The comments from animals rights activist Lisa Ryan came after the Council decided to delegate a decision on the Blantyre Farms Harden plan to an independent body.
According to business papers, the body will makes its decision focusing on the degree to which traffic, flora and fauna biodiversity, and water resources will be impacted.
The independent task force will also look to address two “very different” odour assessments from the applicants and those objecting to the plans, the paper said.
“We would like Hilltops Council to really weigh up whether it is along the lines of the new logo, which talks about environment, sustainability and tourism and moving forward with things that really will have a positive impact on the region,” Ms Ryan said.
“At some point you have got to say enough, there is too much damage going on with these things, it is a new world and the public are opposed to this type of agriculture – they want to see animals in fields, not in sheds.”
But the people pushing for the development, Pig farmers Michael and Edwina Beveridge, have defended their proposal in an April letter to a local paper. The family already owns two piggeries in Young.
The Beveridges wrote that they “care for their animals and our land”, and have “no intention of polluting our soil, waterways or the environment”.

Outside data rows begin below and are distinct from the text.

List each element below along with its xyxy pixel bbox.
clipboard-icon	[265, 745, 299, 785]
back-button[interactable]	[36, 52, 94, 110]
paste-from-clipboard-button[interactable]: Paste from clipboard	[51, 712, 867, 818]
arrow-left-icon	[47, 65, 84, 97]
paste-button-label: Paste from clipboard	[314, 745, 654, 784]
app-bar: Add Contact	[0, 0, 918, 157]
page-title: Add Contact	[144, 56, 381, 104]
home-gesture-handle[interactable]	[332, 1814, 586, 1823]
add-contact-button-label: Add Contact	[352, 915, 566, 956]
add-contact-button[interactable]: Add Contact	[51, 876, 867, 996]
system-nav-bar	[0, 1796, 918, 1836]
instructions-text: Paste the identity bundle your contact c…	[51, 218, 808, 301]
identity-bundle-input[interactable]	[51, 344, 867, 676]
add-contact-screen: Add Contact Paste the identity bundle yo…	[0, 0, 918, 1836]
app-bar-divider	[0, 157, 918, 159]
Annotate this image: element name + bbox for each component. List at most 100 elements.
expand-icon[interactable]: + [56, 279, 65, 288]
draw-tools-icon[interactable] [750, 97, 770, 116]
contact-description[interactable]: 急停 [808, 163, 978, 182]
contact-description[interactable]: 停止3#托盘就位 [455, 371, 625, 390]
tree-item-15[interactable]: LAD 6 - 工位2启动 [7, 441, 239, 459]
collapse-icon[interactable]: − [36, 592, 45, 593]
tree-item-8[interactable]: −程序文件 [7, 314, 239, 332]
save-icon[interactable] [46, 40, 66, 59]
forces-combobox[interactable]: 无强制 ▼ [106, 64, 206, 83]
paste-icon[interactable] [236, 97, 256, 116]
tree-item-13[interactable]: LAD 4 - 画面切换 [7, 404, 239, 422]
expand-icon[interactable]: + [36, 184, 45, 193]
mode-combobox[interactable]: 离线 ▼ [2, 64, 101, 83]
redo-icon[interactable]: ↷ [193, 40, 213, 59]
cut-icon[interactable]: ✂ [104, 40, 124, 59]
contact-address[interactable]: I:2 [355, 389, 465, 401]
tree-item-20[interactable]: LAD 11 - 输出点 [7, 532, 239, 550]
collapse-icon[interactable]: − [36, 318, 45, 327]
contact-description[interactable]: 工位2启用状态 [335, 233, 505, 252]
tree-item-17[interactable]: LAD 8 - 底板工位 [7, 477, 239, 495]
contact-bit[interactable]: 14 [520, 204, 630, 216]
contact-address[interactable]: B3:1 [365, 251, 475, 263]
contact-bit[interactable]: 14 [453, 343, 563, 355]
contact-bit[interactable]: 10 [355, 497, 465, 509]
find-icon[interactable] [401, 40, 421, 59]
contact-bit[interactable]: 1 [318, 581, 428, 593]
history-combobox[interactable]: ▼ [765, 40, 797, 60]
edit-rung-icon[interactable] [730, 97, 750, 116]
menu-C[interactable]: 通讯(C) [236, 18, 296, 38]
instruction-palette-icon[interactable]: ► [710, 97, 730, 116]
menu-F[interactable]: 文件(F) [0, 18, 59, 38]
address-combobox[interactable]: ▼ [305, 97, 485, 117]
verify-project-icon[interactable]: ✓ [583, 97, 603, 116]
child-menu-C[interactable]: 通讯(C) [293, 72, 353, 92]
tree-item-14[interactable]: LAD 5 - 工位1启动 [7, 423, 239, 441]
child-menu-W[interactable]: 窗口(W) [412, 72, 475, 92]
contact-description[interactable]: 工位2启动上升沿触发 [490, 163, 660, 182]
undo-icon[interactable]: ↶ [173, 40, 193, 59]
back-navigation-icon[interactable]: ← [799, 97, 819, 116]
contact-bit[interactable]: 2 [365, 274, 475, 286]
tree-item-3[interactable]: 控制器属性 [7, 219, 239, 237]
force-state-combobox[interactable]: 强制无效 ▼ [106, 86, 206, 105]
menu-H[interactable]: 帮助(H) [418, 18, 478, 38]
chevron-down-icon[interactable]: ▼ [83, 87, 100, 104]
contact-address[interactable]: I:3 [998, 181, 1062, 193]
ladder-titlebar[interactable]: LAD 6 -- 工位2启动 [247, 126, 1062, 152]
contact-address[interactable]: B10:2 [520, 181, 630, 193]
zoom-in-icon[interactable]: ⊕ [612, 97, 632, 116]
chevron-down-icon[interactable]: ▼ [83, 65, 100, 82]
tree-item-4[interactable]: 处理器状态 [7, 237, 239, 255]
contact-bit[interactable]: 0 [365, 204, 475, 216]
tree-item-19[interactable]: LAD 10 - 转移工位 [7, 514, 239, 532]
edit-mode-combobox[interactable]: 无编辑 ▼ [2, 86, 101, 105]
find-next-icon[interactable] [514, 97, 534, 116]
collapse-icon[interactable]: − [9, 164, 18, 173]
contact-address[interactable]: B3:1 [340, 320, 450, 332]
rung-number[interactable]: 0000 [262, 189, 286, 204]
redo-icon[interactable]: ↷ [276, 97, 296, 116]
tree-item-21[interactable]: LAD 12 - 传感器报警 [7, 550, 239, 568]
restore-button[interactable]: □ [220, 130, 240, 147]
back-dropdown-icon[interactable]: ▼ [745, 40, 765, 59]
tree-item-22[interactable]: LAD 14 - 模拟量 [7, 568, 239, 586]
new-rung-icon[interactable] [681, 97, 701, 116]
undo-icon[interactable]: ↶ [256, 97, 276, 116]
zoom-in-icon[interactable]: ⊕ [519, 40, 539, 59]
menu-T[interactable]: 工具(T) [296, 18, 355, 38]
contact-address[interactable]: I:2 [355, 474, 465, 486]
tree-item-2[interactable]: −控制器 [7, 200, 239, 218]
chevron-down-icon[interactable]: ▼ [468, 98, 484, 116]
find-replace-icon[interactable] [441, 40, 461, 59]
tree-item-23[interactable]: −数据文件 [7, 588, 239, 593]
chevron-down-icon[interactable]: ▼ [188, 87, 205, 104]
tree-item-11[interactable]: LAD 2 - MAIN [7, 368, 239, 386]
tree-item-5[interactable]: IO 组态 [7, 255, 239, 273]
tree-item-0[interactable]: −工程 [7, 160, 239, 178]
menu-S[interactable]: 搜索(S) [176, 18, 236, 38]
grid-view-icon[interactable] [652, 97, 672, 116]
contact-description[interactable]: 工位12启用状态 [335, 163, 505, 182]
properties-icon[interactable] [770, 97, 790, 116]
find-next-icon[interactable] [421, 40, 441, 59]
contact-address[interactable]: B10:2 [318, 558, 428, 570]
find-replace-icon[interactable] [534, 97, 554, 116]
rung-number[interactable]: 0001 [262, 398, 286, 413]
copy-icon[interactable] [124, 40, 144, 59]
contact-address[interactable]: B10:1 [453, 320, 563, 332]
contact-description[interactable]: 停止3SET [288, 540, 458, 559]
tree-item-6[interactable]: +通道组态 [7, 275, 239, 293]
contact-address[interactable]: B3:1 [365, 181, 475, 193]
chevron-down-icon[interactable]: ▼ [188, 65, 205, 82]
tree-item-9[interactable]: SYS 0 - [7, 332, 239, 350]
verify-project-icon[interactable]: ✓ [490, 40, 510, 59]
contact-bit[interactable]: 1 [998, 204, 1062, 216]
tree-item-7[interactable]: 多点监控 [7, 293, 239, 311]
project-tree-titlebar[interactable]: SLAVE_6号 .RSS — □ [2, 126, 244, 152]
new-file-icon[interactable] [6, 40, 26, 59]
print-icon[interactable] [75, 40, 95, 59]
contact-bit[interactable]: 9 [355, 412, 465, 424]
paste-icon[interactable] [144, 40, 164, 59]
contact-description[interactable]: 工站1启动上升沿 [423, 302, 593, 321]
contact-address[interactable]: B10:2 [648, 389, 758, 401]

Their proposed piggery would provide 20 new jobs, use local farmers’ feed grain and help supply the “shortage of pork in Australia”, they said.
“There is a planning process,” the Beveridges wrote. “The EPA [Environment Protection Agency] will not grant this if they feel there is a risk to the environment.”
Since the development application for the piggery was put up for public consultation late last year, it attracted the highest number of responses on record with 1400 counted as of June 6. But many were suspected of not being from local residents.
An online petition, which gathered more than 25,000 signatures, was criticized for being mostly signed by national animal right groups.